In a series of post-mortem tweets, the exchange noted that the deposits were "unaffected" and explained that the problem was caused by scheduled repair work.


Zhao assured the customers that all the money was "SAFU". This is a reference to the Safe User Asset Fund, which was set up by Binance in 2018 to protect user assets.


During the withdrawal outage, Zhao tweeted that it is still possible for holders to receive their bitcoins on other networks such as CEP-20.


Layoffs ahead of 'crypto winter'


Peter Thiel-backed startup BlockFi has joined a growing list of crypto companies that are cutting costs by cutting jobs.


On Monday, the company announced that it would cut staff by about 20%. Before the recent cuts, the company had expanded from 150 employees at the end of 2020 to more than 850.

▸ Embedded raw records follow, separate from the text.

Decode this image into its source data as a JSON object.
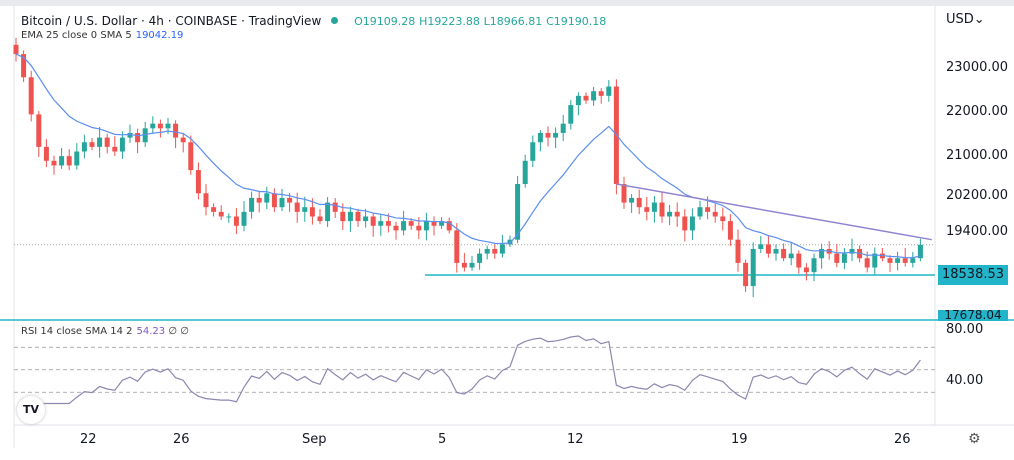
{
  "header": {
    "title": "Bitcoin / U.S. Dollar · 4h · COINBASE · TradingView",
    "open": "O19109.28",
    "high": "H19223.88",
    "low": "L18966.81",
    "close": "C19190.18",
    "ema_label": "EMA 25 close 0 SMA 5",
    "ema_value": "19042.19",
    "currency": "USD",
    "currency_caret": "⌄"
  },
  "rsi": {
    "label": "RSI 14 close SMA 14 2",
    "value": "54.23",
    "extra": "∅ ∅"
  },
  "icons": {
    "logo": "tradingview-logo",
    "settings": "gear-icon"
  },
  "logo_text": "TV",
  "settings_glyph": "⚙",
  "colors": {
    "up": "#26a69a",
    "down": "#ef5350",
    "ema": "#5b8ff0",
    "trendline": "#8f84cf",
    "support": "#22b5c9",
    "rsi": "#8d86b0"
  },
  "chart_data": [
    {
      "type": "candlestick",
      "title": "Bitcoin / U.S. Dollar",
      "interval": "4h",
      "scale": "linear",
      "y_ticks": [
        "23000.00",
        "22000.00",
        "21000.00",
        "20200.00",
        "19400.00"
      ],
      "y_tick_values": [
        23000,
        22000,
        21000,
        20200,
        19400
      ],
      "x_ticks": [
        "22",
        "26",
        "Sep",
        "5",
        "12",
        "19",
        "26"
      ],
      "price_labels": [
        "18538.53",
        "17678.04"
      ],
      "support_levels": [
        18538.53,
        17678.04
      ],
      "descending_trendline": {
        "from_price": 20500,
        "to_price": 19300
      },
      "closes": [
        23300,
        22800,
        22000,
        21300,
        21000,
        20900,
        21100,
        20900,
        21200,
        21400,
        21300,
        21500,
        21300,
        21200,
        21500,
        21600,
        21400,
        21700,
        21800,
        21700,
        21800,
        21500,
        21400,
        20800,
        20300,
        20000,
        19900,
        19800,
        19800,
        19600,
        19900,
        20200,
        20100,
        20300,
        20000,
        20200,
        20100,
        19900,
        20000,
        19800,
        19700,
        20100,
        19900,
        19700,
        19900,
        19700,
        19800,
        19600,
        19700,
        19600,
        19500,
        19700,
        19600,
        19500,
        19700,
        19600,
        19700,
        19500,
        18800,
        18700,
        18800,
        19000,
        19100,
        19000,
        19200,
        19300,
        20500,
        21000,
        21400,
        21600,
        21500,
        21600,
        21800,
        22200,
        22400,
        22300,
        22500,
        22400,
        22600,
        20500,
        20100,
        20200,
        20000,
        19900,
        20100,
        19800,
        19900,
        19800,
        19500,
        19800,
        20000,
        19900,
        19800,
        19700,
        19300,
        18800,
        18300,
        19100,
        19200,
        19000,
        19100,
        18900,
        19000,
        18700,
        18600,
        18900,
        19100,
        19000,
        18800,
        19000,
        19100,
        18900,
        18700,
        19000,
        18900,
        18800,
        18900,
        18800,
        18900,
        19190
      ],
      "grid": false
    },
    {
      "type": "line",
      "title": "RSI 14",
      "y_ticks": [
        "80.00",
        "40.00"
      ],
      "y_tick_values": [
        80,
        40
      ],
      "bands": [
        70,
        50,
        30
      ],
      "last_value": 54.23
    }
  ]
}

CEO Zach Prince said in a tweet that BlockFi has been affected by a “dramatic shift in macroeconomic conditions,” which has had a “negative impact” on growth.


It has become a familiar topic for companies in the space.


Late last week, Crypto.com announced a staff reduction of 260 people, just seven months after the company acquired the naming rights to the arena that includes the NBA's Los Angeles Lakers in a $700 million deal. Earlier this month, Gemini said it was laying off 10% of its workforce and warned that the industry is in a "recession phase" known as "crypto winter."


Meanwhile, Coinbase has extended the hiring pause "for the foreseeable future" and plans to cancel some job offers.